Something I would like to see if agencies engage in more review with a feedback loop into their work - this could be a really neat role for the HPRUs. The problem with this is independence as usually, unless you are a relentless maverick ( ) bent on not having any career success (
), biting the hand that feeds is not usually a good idea.
Why? Well we need impact right! This means all the different parts of agencies end up with academic friends (not immune from this) and get siloed feedback. This is also obviously true in academic networks so perhaps a wider problem.
Moving Forward
To be clear, this is a really good piece of work and the above are niggles. Without code though, it’s hard to properly evaluate or build on.
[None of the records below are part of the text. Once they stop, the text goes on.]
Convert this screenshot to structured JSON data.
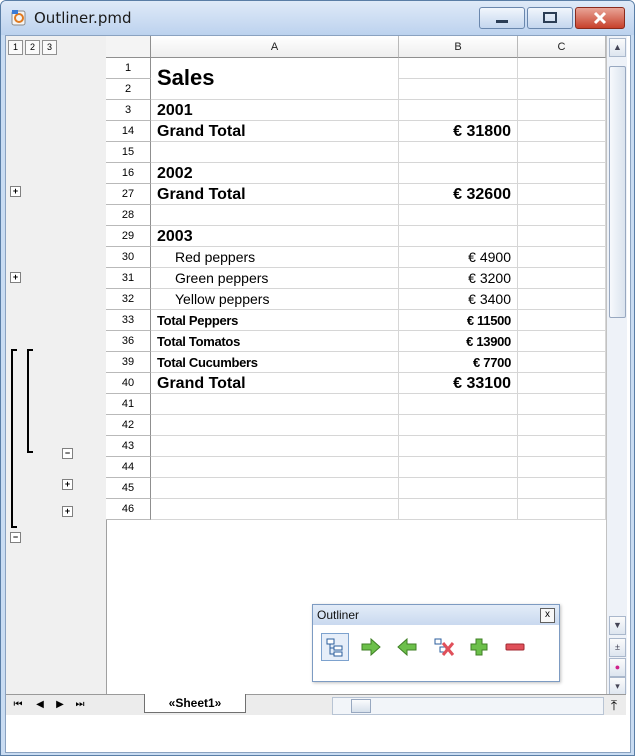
{
  "window": {
    "title": "Outliner.pmd"
  },
  "outline_levels": [
    "1",
    "2",
    "3"
  ],
  "columns": [
    "A",
    "B",
    "C"
  ],
  "rows": [
    {
      "num": "1",
      "a": "Sales",
      "b": "",
      "style": "big"
    },
    {
      "num": "2",
      "a": "",
      "b": "",
      "style": ""
    },
    {
      "num": "3",
      "a": "2001",
      "b": "",
      "style": "hdr2"
    },
    {
      "num": "14",
      "a": "Grand Total",
      "b": "€ 31800",
      "style": "gt"
    },
    {
      "num": "15",
      "a": "",
      "b": "",
      "style": ""
    },
    {
      "num": "16",
      "a": "2002",
      "b": "",
      "style": "hdr2"
    },
    {
      "num": "27",
      "a": "Grand Total",
      "b": "€ 32600",
      "style": "gt"
    },
    {
      "num": "28",
      "a": "",
      "b": "",
      "style": ""
    },
    {
      "num": "29",
      "a": "2003",
      "b": "",
      "style": "hdr2"
    },
    {
      "num": "30",
      "a": "Red peppers",
      "b": "€ 4900",
      "style": "item"
    },
    {
      "num": "31",
      "a": "Green peppers",
      "b": "€ 3200",
      "style": "item"
    },
    {
      "num": "32",
      "a": "Yellow peppers",
      "b": "€ 3400",
      "style": "item"
    },
    {
      "num": "33",
      "a": "Total Peppers",
      "b": "€ 11500",
      "style": "sub"
    },
    {
      "num": "36",
      "a": "Total Tomatos",
      "b": "€ 13900",
      "style": "sub"
    },
    {
      "num": "39",
      "a": "Total Cucumbers",
      "b": "€ 7700",
      "style": "sub"
    },
    {
      "num": "40",
      "a": "Grand Total",
      "b": "€ 33100",
      "style": "gt"
    },
    {
      "num": "41",
      "a": "",
      "b": "",
      "style": ""
    },
    {
      "num": "42",
      "a": "",
      "b": "",
      "style": ""
    },
    {
      "num": "43",
      "a": "",
      "b": "",
      "style": ""
    },
    {
      "num": "44",
      "a": "",
      "b": "",
      "style": ""
    },
    {
      "num": "45",
      "a": "",
      "b": "",
      "style": ""
    },
    {
      "num": "46",
      "a": "",
      "b": "",
      "style": ""
    }
  ],
  "sheet_tab": "«Sheet1»",
  "outliner_toolbar": {
    "title": "Outliner",
    "close_label": "x"
  },
  "colors": {
    "accent": "#5a7ea6",
    "close_button": "#c7412c",
    "green_arrow": "#6cc04a",
    "red_minus": "#e0505a"
  }
}
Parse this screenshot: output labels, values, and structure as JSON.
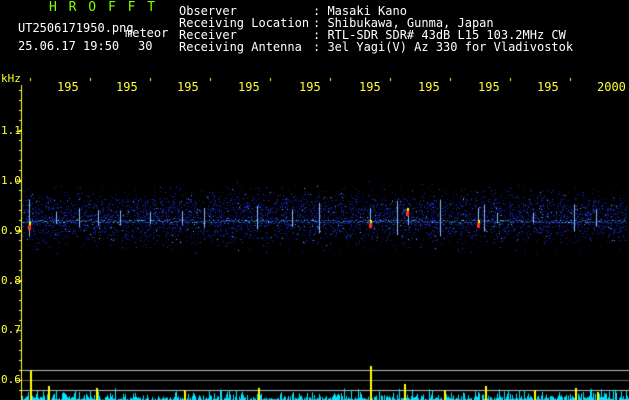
{
  "header": {
    "title": "H R O F F T",
    "filename": "UT2506171950.png",
    "type_label": "meteor",
    "date": "25.06.17 19:50",
    "count": "30",
    "rows": [
      {
        "label": "Observer",
        "value": ": Masaki Kano"
      },
      {
        "label": "Receiving Location",
        "value": ": Shibukawa, Gunma, Japan"
      },
      {
        "label": "Receiver",
        "value": ": RTL-SDR SDR# 43dB L15 103.2MHz CW"
      },
      {
        "label": "Receiving Antenna",
        "value": ": 3el Yagi(V) Az 330 for Vladivostok"
      }
    ]
  },
  "axis": {
    "unit": "kHz",
    "y_ticks": [
      "1.1",
      "1.0",
      "0.9",
      "0.8",
      "0.7",
      "0.6"
    ],
    "x_ticks": [
      "195",
      "195",
      "195",
      "195",
      "195",
      "195",
      "195",
      "195",
      "195",
      "2000"
    ]
  },
  "colors": {
    "label_green": "#7fff00",
    "tick_yellow": "#ffff33",
    "trace_cyan": "#00e5ff",
    "spike_yellow": "#ffff00",
    "noise_blue": "#1a2bd0"
  }
}
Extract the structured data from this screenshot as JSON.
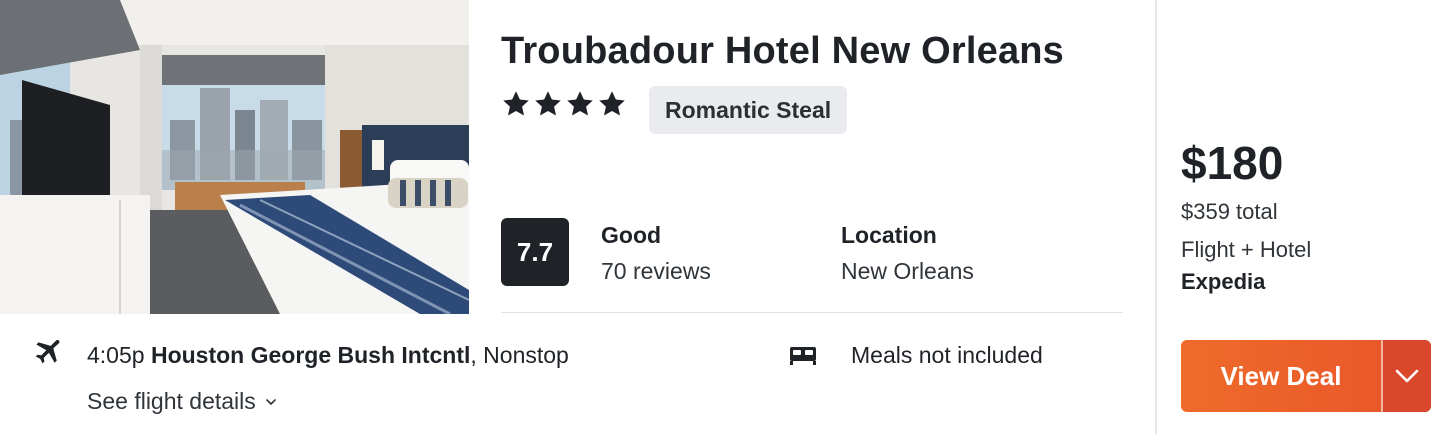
{
  "hotel": {
    "name": "Troubadour Hotel New Orleans",
    "stars": 4,
    "badge": "Romantic Steal",
    "score": "7.7",
    "rating_label": "Good",
    "reviews": "70 reviews",
    "location_label": "Location",
    "location": "New Orleans",
    "image_icon": "hotel-room-photo"
  },
  "flight": {
    "icon": "airplane-icon",
    "time": "4:05p",
    "airport": "Houston George Bush Intcntl",
    "stops": ", Nonstop",
    "details_link": "See flight details"
  },
  "amenities": {
    "icon": "bed-icon",
    "meals": "Meals not included"
  },
  "pricing": {
    "price": "$180",
    "total": "$359 total",
    "package": "Flight + Hotel",
    "provider": "Expedia",
    "cta": "View Deal"
  },
  "colors": {
    "accent": "#ec5f2a",
    "score_bg": "#1f2328",
    "badge_bg": "#e9ebee"
  }
}
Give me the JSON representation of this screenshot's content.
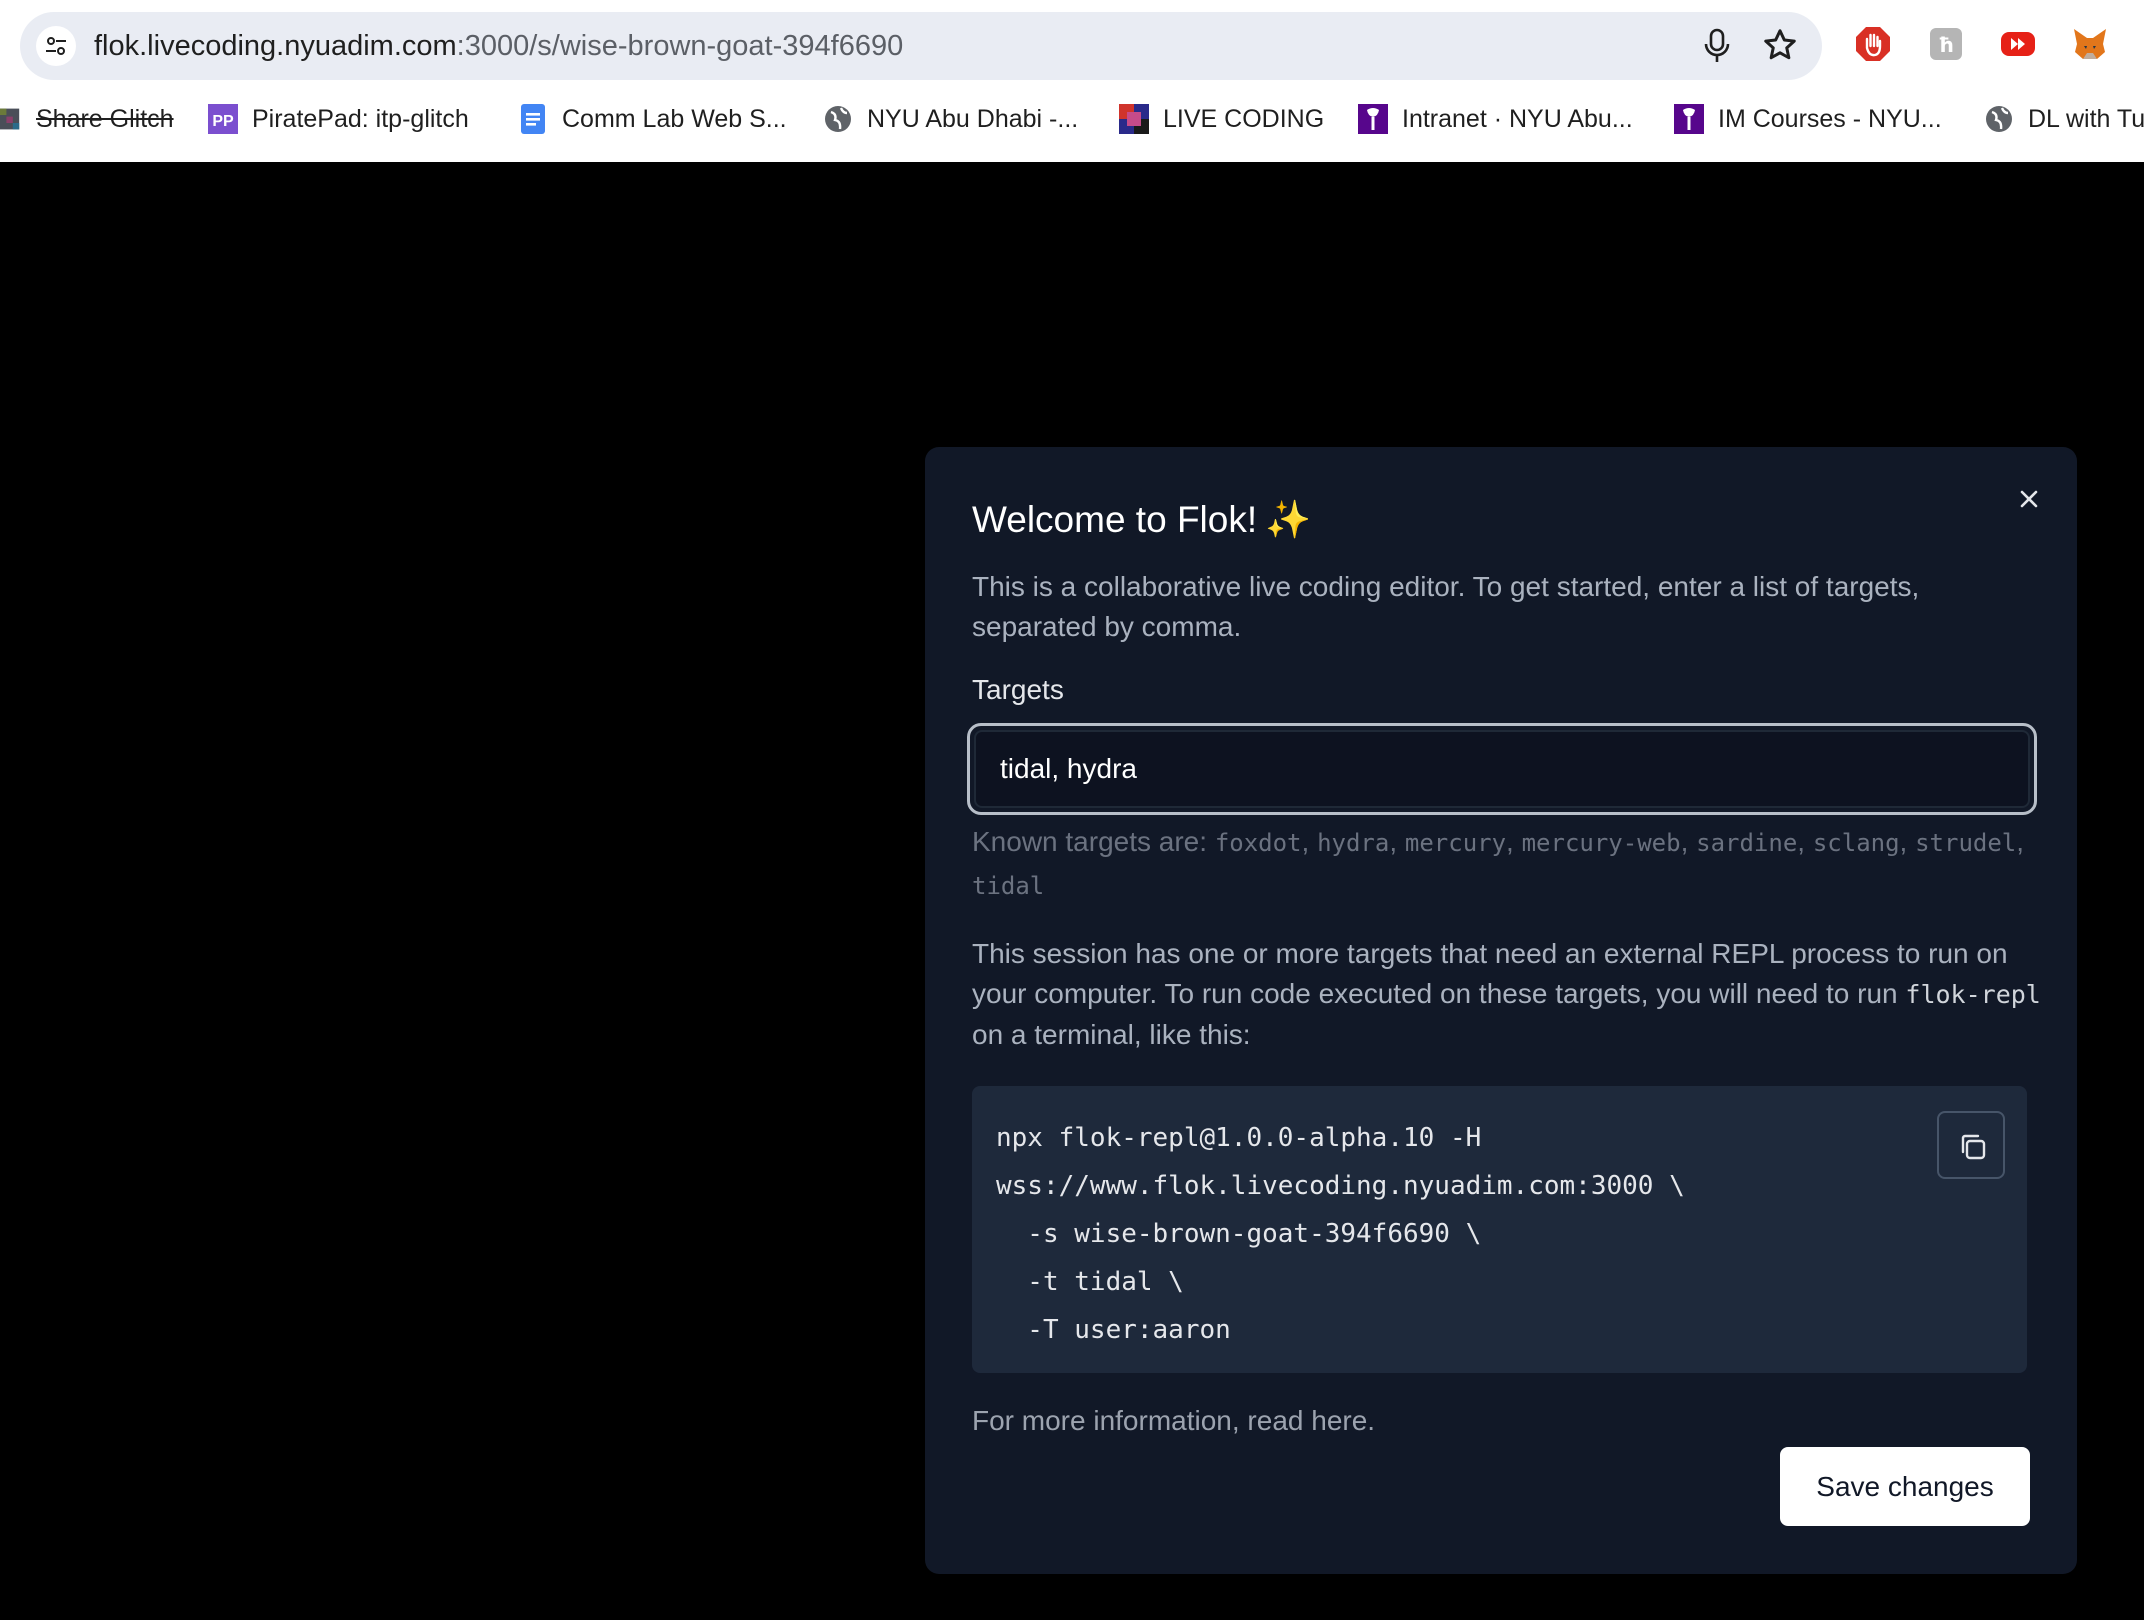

I’m pretty sure that the lack of code is probably outside the authors control.
Wonder if someone from this team would like to come and give a retrospective on this work at an epinowcast seminar? I would love to understand the modelling choices as well as the background around reporting better and I think others would too.
What do others think? Very interested to hear from Public health colleagues, especially. Is this all just Monday Sam?